Under the final SEC rule, publicly traded companies must disclose cybersecurity incidents they deem material to the public within four days. The goal of the SEC rule is to protect investors who are demanding greater transparency about the increasing number of cyberattacks on companies and the financial harm that these security breaches cause. 

“Whether a company loses a factory in a fire — or millions of files in a cybersecurity incident — it may be material to investors,” SEC Chair Gary Gensler said after the rule was adopted on July 26. “Currently, many public companies provide cybersecurity disclosure to investors. I think companies and investors alike, however, would benefit if this disclosure were made in a more consistent, comparable, and decision-useful way.” 

The original draft SEC proposal would have required detailed reporting on companies’ policies and procedures for responding to cybersecurity threats. NAM and other business groups criticized that as providing a roadmap to potential hackers and noted that sharing information about ongoing incidents could compromise efforts to stop an attack.  

In the end, the SEC agreed to make some “commonsense adjustments” that give companies greater flexibility, NAM said. The final rule is more tailored than the original draft and reduces the risk that companies will be forced to expose sensitive information. Although the four-day reporting requirement remains, companies can request a 30-day extension if there are public safety concerns or a 90-day extension if there are national security concerns involved. 

“Manufacturers were glad to see that the SEC made some adjustments to its rule, but more must be done,” NAM Senior Director of Tax and Domestic Economic Policy Charles Crain said in a statement on Aug. 2. The SEC and the Department of Justice must grant companies the flexibility to delay incident reporting to prevent threats to public safety and national security.” 

Publicly traded companies should also be aware of other compliance burdens associated with the SEC’s cyber rule. 

As part of the annual report process, companies must provide “sufficient detail for a reasonable investor to understand” a company’s cybersecurity risk management plan.

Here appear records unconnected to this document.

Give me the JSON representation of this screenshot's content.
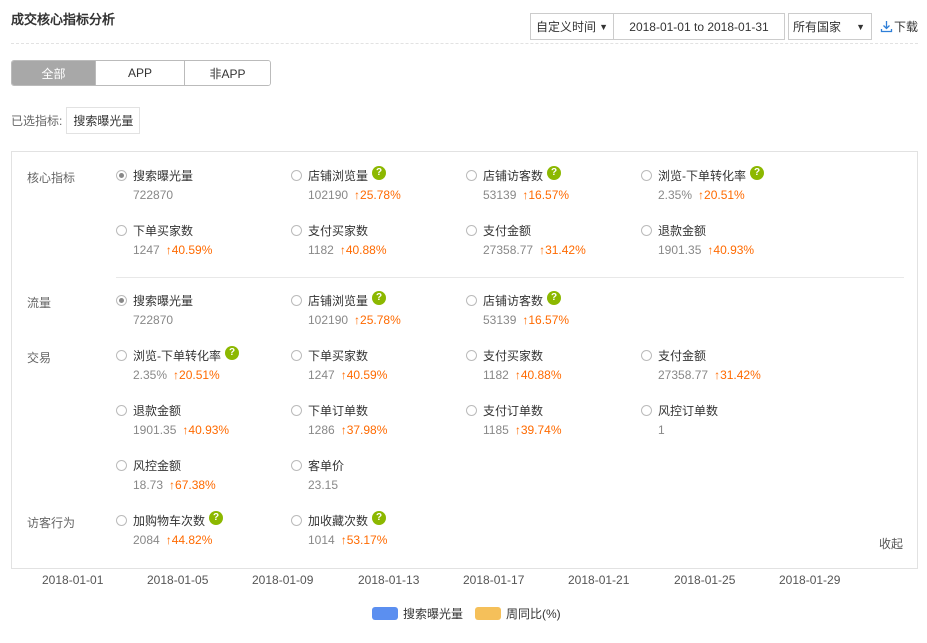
{
  "header": {
    "title": "成交核心指标分析",
    "date_type": "自定义时间",
    "date_range": "2018-01-01 to 2018-01-31",
    "country": "所有国家",
    "download": "下载"
  },
  "tabs": [
    "全部",
    "APP",
    "非APP"
  ],
  "selected": {
    "label": "已选指标:",
    "chip": "搜索曝光量"
  },
  "groups": {
    "core": "核心指标",
    "traffic": "流量",
    "trade": "交易",
    "visitor": "访客行为"
  },
  "metrics": {
    "core": [
      {
        "name": "搜索曝光量",
        "value": "722870",
        "change": "",
        "help": false,
        "checked": true
      },
      {
        "name": "店铺浏览量",
        "value": "102190",
        "change": "↑25.78%",
        "help": true,
        "checked": false
      },
      {
        "name": "店铺访客数",
        "value": "53139",
        "change": "↑16.57%",
        "help": true,
        "checked": false
      },
      {
        "name": "浏览-下单转化率",
        "value": "2.35%",
        "change": "↑20.51%",
        "help": true,
        "checked": false
      },
      {
        "name": "下单买家数",
        "value": "1247",
        "change": "↑40.59%",
        "help": false,
        "checked": false
      },
      {
        "name": "支付买家数",
        "value": "1182",
        "change": "↑40.88%",
        "help": false,
        "checked": false
      },
      {
        "name": "支付金额",
        "value": "27358.77",
        "change": "↑31.42%",
        "help": false,
        "checked": false
      },
      {
        "name": "退款金额",
        "value": "1901.35",
        "change": "↑40.93%",
        "help": false,
        "checked": false
      }
    ],
    "traffic": [
      {
        "name": "搜索曝光量",
        "value": "722870",
        "change": "",
        "help": false,
        "checked": true
      },
      {
        "name": "店铺浏览量",
        "value": "102190",
        "change": "↑25.78%",
        "help": true,
        "checked": false
      },
      {
        "name": "店铺访客数",
        "value": "53139",
        "change": "↑16.57%",
        "help": true,
        "checked": false
      }
    ],
    "trade": [
      {
        "name": "浏览-下单转化率",
        "value": "2.35%",
        "change": "↑20.51%",
        "help": true,
        "checked": false
      },
      {
        "name": "下单买家数",
        "value": "1247",
        "change": "↑40.59%",
        "help": false,
        "checked": false
      },
      {
        "name": "支付买家数",
        "value": "1182",
        "change": "↑40.88%",
        "help": false,
        "checked": false
      },
      {
        "name": "支付金额",
        "value": "27358.77",
        "change": "↑31.42%",
        "help": false,
        "checked": false
      },
      {
        "name": "退款金额",
        "value": "1901.35",
        "change": "↑40.93%",
        "help": false,
        "checked": false
      },
      {
        "name": "下单订单数",
        "value": "1286",
        "change": "↑37.98%",
        "help": false,
        "checked": false
      },
      {
        "name": "支付订单数",
        "value": "1185",
        "change": "↑39.74%",
        "help": false,
        "checked": false
      },
      {
        "name": "风控订单数",
        "value": "1",
        "change": "",
        "help": false,
        "checked": false
      },
      {
        "name": "风控金额",
        "value": "18.73",
        "change": "↑67.38%",
        "help": false,
        "checked": false
      },
      {
        "name": "客单价",
        "value": "23.15",
        "change": "",
        "help": false,
        "checked": false
      }
    ],
    "visitor": [
      {
        "name": "加购物车次数",
        "value": "2084",
        "change": "↑44.82%",
        "help": true,
        "checked": false
      },
      {
        "name": "加收藏次数",
        "value": "1014",
        "change": "↑53.17%",
        "help": true,
        "checked": false
      }
    ]
  },
  "collapse": "收起",
  "axis_ticks": [
    "2018-01-01",
    "2018-01-05",
    "2018-01-09",
    "2018-01-13",
    "2018-01-17",
    "2018-01-21",
    "2018-01-25",
    "2018-01-29"
  ],
  "legend": [
    {
      "name": "搜索曝光量",
      "color": "#5b8ff0"
    },
    {
      "name": "周同比(%)",
      "color": "#f5c05a"
    }
  ],
  "help_glyph": "?"
}
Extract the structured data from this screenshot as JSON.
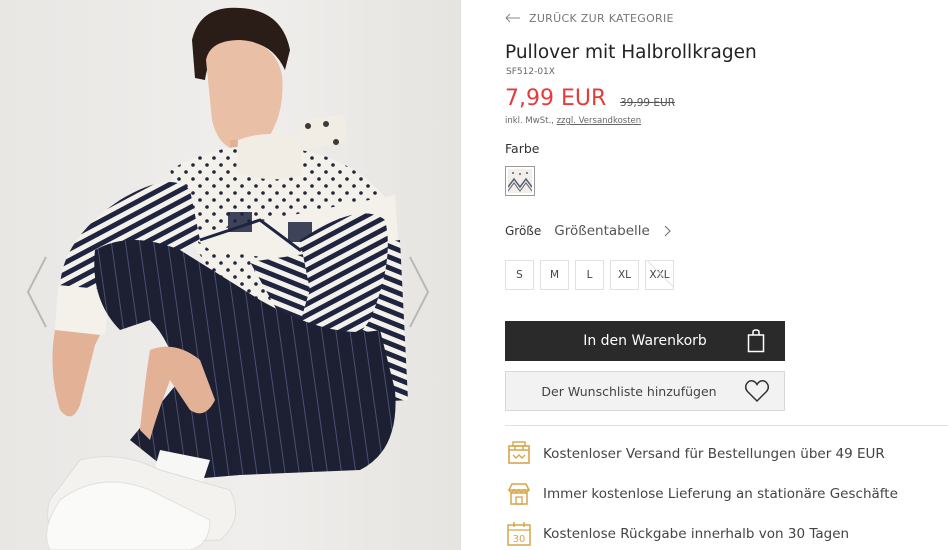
{
  "navigation": {
    "back_label": "ZURÜCK ZUR KATEGORIE"
  },
  "product": {
    "title": "Pullover mit Halbrollkragen",
    "sku": "SF512-01X",
    "price": "7,99 EUR",
    "old_price": "39,99 EUR",
    "tax_note": "inkl. MwSt.,",
    "shipping_link": "zzgl. Versandkosten"
  },
  "color": {
    "label": "Farbe"
  },
  "size": {
    "label": "Größe",
    "chart_label": "Größentabelle",
    "options": [
      {
        "label": "S",
        "available": true
      },
      {
        "label": "M",
        "available": true
      },
      {
        "label": "L",
        "available": true
      },
      {
        "label": "XL",
        "available": true
      },
      {
        "label": "XXL",
        "available": false
      }
    ]
  },
  "actions": {
    "cart_label": "In den Warenkorb",
    "wishlist_label": "Der Wunschliste hinzufügen"
  },
  "benefits": [
    {
      "icon": "package-icon",
      "text": "Kostenloser Versand für Bestellungen über 49 EUR"
    },
    {
      "icon": "store-icon",
      "text": "Immer kostenlose Lieferung an stationäre Geschäfte"
    },
    {
      "icon": "calendar-30-icon",
      "text": "Kostenlose Rückgabe innerhalb von 30 Tagen"
    }
  ],
  "calendar_number": "30",
  "colors": {
    "sale_price": "#e43b3b",
    "cart_button": "#2a2a2a",
    "benefit_icon": "#d6a64a"
  }
}
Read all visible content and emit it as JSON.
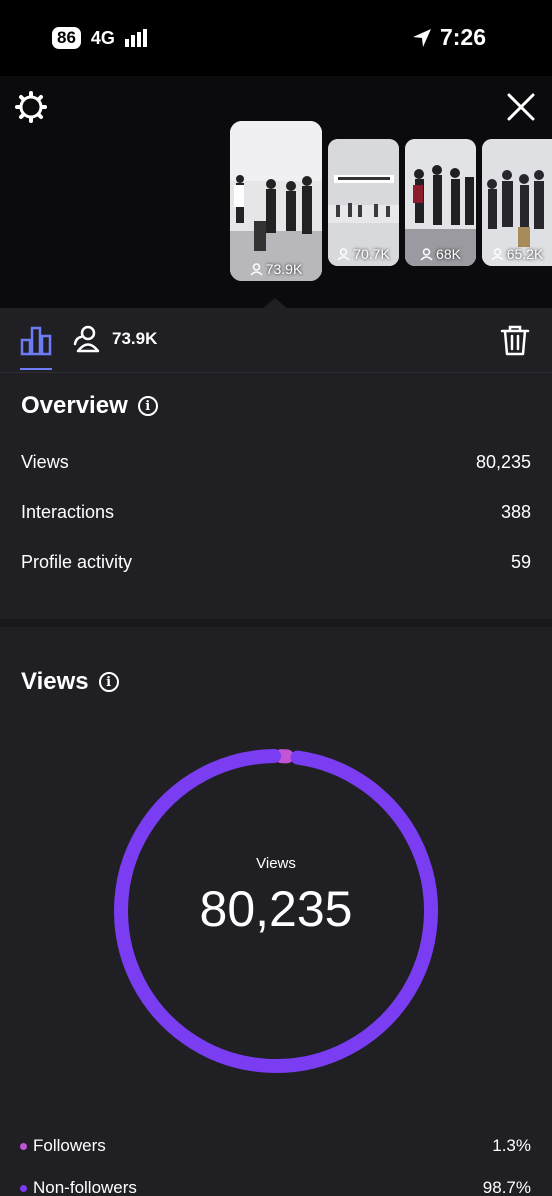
{
  "status_bar": {
    "battery": "86",
    "network": "4G",
    "time": "7:26"
  },
  "carousel": [
    {
      "reach": "73.9K",
      "active": true
    },
    {
      "reach": "70.7K",
      "active": false
    },
    {
      "reach": "68K",
      "active": false
    },
    {
      "reach": "65.2K",
      "active": false
    }
  ],
  "tabs": {
    "reach_value": "73.9K"
  },
  "overview": {
    "title": "Overview",
    "rows": [
      {
        "label": "Views",
        "value": "80,235"
      },
      {
        "label": "Interactions",
        "value": "388"
      },
      {
        "label": "Profile activity",
        "value": "59"
      }
    ]
  },
  "views": {
    "title": "Views",
    "center_label": "Views",
    "center_value": "80,235",
    "legend": [
      {
        "label": "Followers",
        "value": "1.3%",
        "fraction": 0.013,
        "color": "#c254d6"
      },
      {
        "label": "Non-followers",
        "value": "98.7%",
        "fraction": 0.987,
        "color": "#7b3df2"
      }
    ]
  },
  "colors": {
    "accent": "#6d7cf5",
    "panel": "#1f1f24"
  }
}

However, companies will not have to detail their specific prevention and detection activities because NAM and other business groups persuaded the SEC to drop that language from the rule. 

Information about cybersecurity oversight by their board and management must still be provided in the annual disclosure, but the SEC struck from its final rule a provision opposed by NAM that would have required companies to have a cyber expert on their boards. 

Effective dates for the new requirements are as follows: 

  • New annual cybersecurity risk management and governance disclosure requirements are required for the fiscal year ending on or after Dec. 15, 2023.  
  • Most public companies will be required to comply with the Form 8-K incident disclosure requirements beginning on or after Dec. 18, 2023.